BACKGROUND: Neointimal hyperplasia (NIH) is a critical determinant of long-term patency of vein grafts following coronary artery bypass grafting (CABG). The development of neointima is influenced by hemodynamic conditions. Our previous studies have demonstrated that four and a half LIM domain protein 1 (FHL1) effectively attenuates neointimal formation in vein grafts under normal flow conditions. However, the role of FHL1 in low-flow hemodynamic environments remains unclear. Elucidating the mechanisms underlying NIH in low-flow settings is essential for improving low-flow vein graft outcomes. METHODS: The vein graft model was established in Sprague-Dawley (SD) rats, with low blood flow induced by ligation of the internal carotid artery. Then eointimal area was quantified using histological staining, while the expression of neointimal markers was assessed via immunofluorescence analysis. FHL1-knockout SD rats and SD rats with adenovirus-mediated FHL1 overexpression were used to evaluate the progression of NIH under low-flow conditions. RESULTS: Following internal carotid artery ligation, the mean blood flow velocity in the vein grafts decreased immediately (p < 0.0001), resulting in a significant increase in the neointimal area at 28 days post-surgery (p < 0.05).

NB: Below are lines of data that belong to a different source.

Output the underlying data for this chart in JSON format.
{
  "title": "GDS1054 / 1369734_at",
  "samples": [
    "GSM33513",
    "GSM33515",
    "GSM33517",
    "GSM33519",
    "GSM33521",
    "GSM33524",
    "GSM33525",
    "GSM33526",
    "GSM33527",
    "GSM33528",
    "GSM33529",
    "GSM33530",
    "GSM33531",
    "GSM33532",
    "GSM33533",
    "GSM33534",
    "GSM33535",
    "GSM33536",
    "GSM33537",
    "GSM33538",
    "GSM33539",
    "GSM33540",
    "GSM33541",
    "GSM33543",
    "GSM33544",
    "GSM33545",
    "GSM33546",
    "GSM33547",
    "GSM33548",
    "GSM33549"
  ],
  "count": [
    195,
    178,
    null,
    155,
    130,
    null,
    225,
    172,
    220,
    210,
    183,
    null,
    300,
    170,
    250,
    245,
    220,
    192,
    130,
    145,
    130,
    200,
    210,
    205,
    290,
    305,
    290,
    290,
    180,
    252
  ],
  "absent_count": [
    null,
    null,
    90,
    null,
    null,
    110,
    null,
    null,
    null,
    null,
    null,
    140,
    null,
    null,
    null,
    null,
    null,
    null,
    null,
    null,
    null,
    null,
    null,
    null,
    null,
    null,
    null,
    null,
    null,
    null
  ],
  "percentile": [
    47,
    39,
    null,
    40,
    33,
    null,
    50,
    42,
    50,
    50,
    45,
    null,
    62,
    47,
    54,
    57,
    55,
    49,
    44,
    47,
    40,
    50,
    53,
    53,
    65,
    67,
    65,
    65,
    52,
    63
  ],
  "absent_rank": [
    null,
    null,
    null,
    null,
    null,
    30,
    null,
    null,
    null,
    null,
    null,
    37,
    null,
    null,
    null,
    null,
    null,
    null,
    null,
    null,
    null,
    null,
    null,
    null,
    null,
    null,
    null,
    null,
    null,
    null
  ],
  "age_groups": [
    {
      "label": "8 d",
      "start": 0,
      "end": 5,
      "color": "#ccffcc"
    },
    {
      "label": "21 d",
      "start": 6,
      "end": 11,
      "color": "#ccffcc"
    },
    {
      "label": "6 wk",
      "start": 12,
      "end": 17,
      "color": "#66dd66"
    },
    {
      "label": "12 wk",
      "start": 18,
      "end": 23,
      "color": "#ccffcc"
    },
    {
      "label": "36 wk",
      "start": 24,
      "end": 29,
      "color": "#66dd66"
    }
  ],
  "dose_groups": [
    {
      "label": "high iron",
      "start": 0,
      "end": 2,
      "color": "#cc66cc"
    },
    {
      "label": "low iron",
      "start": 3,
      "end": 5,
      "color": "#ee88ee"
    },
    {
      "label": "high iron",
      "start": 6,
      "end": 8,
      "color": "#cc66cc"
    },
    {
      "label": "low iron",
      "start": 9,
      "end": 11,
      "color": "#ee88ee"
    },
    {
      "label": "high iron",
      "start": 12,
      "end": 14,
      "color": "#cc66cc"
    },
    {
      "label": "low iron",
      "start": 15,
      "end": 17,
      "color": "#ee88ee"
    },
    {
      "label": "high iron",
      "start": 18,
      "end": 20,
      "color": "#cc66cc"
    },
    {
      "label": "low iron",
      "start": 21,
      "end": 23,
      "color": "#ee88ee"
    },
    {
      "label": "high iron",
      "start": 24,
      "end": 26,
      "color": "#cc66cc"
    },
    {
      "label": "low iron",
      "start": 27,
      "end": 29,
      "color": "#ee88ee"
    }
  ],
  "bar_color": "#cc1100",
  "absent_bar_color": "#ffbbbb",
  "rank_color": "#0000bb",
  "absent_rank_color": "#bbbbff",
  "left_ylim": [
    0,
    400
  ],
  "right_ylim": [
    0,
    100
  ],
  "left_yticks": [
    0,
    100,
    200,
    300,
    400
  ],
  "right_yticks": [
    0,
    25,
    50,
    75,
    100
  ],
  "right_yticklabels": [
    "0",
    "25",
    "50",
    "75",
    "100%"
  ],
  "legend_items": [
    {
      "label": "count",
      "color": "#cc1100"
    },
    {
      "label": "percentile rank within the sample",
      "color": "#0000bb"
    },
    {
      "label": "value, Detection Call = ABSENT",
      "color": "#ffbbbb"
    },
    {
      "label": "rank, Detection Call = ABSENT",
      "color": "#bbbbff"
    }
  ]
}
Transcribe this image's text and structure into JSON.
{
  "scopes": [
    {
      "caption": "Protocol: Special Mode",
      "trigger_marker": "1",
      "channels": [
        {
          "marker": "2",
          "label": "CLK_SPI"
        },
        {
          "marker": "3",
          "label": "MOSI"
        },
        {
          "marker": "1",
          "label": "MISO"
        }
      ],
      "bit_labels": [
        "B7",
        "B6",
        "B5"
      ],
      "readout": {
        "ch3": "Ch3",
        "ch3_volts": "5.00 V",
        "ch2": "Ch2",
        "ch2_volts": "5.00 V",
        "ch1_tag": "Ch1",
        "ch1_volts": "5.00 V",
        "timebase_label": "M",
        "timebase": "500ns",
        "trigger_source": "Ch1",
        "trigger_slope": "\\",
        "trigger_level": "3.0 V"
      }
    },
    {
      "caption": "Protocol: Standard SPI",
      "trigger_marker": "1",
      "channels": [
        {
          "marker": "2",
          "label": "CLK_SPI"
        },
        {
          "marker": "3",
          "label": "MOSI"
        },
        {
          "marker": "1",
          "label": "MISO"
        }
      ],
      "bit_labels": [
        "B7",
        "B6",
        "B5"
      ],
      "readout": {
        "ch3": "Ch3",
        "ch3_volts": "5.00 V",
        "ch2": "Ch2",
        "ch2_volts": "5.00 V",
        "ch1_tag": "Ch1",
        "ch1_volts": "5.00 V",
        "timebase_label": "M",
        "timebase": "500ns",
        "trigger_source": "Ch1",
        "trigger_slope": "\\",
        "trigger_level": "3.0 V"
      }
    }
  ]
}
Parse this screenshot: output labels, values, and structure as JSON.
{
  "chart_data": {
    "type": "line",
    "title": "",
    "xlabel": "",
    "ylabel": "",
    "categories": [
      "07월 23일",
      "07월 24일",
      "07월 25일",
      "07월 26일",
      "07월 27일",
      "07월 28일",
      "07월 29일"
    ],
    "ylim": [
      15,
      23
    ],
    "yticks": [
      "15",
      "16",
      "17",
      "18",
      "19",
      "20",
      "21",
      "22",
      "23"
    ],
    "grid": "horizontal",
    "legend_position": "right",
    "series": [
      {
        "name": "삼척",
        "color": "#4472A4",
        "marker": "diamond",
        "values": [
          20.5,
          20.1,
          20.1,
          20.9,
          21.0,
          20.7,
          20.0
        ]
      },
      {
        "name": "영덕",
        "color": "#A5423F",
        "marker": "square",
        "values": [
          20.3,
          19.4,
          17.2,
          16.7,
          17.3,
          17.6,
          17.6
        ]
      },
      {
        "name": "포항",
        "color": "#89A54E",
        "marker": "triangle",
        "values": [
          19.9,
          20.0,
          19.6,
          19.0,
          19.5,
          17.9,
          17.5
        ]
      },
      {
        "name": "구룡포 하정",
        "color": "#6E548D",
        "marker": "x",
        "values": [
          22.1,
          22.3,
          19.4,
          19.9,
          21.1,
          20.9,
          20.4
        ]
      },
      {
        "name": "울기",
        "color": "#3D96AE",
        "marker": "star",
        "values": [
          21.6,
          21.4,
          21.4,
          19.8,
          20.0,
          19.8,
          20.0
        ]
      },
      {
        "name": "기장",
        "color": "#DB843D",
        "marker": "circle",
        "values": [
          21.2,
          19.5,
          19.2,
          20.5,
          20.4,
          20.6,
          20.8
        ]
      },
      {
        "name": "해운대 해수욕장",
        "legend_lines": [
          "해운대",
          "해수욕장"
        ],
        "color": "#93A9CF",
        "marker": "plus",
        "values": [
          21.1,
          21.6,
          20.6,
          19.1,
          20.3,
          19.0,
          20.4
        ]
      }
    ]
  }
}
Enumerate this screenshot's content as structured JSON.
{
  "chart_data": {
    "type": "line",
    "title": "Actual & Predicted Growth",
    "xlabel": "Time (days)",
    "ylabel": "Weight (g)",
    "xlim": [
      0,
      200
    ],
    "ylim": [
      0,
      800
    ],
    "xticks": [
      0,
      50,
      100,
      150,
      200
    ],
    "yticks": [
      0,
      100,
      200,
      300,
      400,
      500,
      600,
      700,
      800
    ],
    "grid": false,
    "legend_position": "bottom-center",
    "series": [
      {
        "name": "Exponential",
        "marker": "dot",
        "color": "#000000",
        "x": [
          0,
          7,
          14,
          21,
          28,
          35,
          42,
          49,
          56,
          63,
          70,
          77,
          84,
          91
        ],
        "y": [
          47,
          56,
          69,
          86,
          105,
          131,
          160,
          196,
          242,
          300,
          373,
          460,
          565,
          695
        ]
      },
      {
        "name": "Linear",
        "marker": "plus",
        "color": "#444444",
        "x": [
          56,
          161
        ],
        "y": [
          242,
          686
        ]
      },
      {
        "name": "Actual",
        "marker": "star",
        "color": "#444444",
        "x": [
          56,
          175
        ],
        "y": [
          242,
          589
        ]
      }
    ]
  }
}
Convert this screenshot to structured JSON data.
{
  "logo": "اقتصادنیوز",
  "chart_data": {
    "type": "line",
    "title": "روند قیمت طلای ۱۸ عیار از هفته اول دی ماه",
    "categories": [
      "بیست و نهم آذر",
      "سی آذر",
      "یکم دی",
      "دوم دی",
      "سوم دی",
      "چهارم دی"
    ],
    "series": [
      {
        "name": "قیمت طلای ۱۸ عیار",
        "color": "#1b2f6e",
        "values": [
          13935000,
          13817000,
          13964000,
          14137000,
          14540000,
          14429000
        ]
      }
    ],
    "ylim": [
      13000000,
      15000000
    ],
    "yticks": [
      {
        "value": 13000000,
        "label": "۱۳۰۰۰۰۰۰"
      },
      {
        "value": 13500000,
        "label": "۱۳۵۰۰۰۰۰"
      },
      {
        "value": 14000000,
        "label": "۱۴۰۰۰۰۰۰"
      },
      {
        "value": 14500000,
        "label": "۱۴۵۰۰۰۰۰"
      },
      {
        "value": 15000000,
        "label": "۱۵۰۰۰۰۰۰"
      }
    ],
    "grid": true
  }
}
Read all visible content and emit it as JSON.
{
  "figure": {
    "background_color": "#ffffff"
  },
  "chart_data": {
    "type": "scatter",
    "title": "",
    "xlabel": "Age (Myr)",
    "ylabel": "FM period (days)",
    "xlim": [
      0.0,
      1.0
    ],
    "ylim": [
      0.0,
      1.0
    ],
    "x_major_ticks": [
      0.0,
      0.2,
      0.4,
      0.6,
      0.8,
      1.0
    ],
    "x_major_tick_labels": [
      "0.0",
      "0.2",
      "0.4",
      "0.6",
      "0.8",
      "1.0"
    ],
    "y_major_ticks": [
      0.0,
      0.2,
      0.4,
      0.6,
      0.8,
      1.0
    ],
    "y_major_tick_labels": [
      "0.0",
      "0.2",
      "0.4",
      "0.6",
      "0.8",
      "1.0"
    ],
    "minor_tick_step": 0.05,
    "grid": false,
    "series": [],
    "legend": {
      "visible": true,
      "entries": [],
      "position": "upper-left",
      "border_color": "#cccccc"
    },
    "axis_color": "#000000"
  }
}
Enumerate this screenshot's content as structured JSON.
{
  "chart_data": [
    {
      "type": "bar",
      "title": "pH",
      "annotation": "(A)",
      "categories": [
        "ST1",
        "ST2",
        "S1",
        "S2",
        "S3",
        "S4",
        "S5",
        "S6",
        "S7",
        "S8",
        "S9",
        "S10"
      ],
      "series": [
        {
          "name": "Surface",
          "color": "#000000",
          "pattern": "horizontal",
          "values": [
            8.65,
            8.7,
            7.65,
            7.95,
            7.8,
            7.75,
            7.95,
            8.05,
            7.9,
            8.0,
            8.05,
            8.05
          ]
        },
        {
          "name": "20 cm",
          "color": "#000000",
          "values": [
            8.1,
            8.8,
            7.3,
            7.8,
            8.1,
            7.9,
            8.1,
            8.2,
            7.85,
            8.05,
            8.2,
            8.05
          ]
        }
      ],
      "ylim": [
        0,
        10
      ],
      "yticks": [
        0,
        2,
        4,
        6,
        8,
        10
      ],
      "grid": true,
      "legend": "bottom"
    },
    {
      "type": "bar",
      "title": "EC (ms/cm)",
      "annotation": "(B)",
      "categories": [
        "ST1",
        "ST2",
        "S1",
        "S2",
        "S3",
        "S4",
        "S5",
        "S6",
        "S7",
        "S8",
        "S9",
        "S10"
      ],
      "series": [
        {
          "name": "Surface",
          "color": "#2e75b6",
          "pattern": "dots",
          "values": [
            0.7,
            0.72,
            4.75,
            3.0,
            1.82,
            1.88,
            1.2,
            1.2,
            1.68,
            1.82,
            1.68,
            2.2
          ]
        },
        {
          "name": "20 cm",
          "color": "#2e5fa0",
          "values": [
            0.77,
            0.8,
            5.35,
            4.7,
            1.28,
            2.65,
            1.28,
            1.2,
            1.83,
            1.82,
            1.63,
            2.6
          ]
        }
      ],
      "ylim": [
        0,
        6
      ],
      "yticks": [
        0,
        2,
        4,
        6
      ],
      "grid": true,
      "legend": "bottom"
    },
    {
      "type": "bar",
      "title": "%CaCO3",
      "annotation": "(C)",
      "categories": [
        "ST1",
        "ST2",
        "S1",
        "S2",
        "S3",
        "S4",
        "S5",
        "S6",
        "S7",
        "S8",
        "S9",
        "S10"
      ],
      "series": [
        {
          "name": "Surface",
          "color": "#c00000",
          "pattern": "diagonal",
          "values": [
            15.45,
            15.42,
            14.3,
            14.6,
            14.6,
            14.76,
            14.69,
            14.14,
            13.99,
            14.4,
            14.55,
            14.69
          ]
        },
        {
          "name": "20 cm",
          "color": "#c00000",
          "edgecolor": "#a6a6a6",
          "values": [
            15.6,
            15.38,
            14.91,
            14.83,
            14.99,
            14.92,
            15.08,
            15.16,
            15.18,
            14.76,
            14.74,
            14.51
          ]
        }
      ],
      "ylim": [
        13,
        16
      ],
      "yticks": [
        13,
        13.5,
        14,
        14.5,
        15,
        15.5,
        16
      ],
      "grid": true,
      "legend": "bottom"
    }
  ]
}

In FHL1-knockout rats under low-flow conditions, NIH was further exacerbated (p < 0.001), accompanied by marked downregulation of mature smooth muscle cell markers (p < 0.05) and decreased proliferative activity (p < 0.0001), reduced inflammatory mediators (p < 0.0001), and activation of the mitogen-activated protein kinase (MAPK) signaling pathway (p < 0.01). Conversely, FHL1 overexpression in low-flow grafts led to a reduction in neointimal thickening (p < 0.05), promoted phenotypic maturation of neointimal cells (p < 0.05), and suppressed proliferative activity (p < 0.05), MAPK pathway activation (p < 0.01), and inflammatory responses (p < 0.01). CONCLUSION: In low-flow vein grafts, FHL1 may promote favorable vascular remodeling by inhibiting the MAPK signaling pathway, thereby attenuating neointimal cell phenotype switching and mitigating vascular inflammation.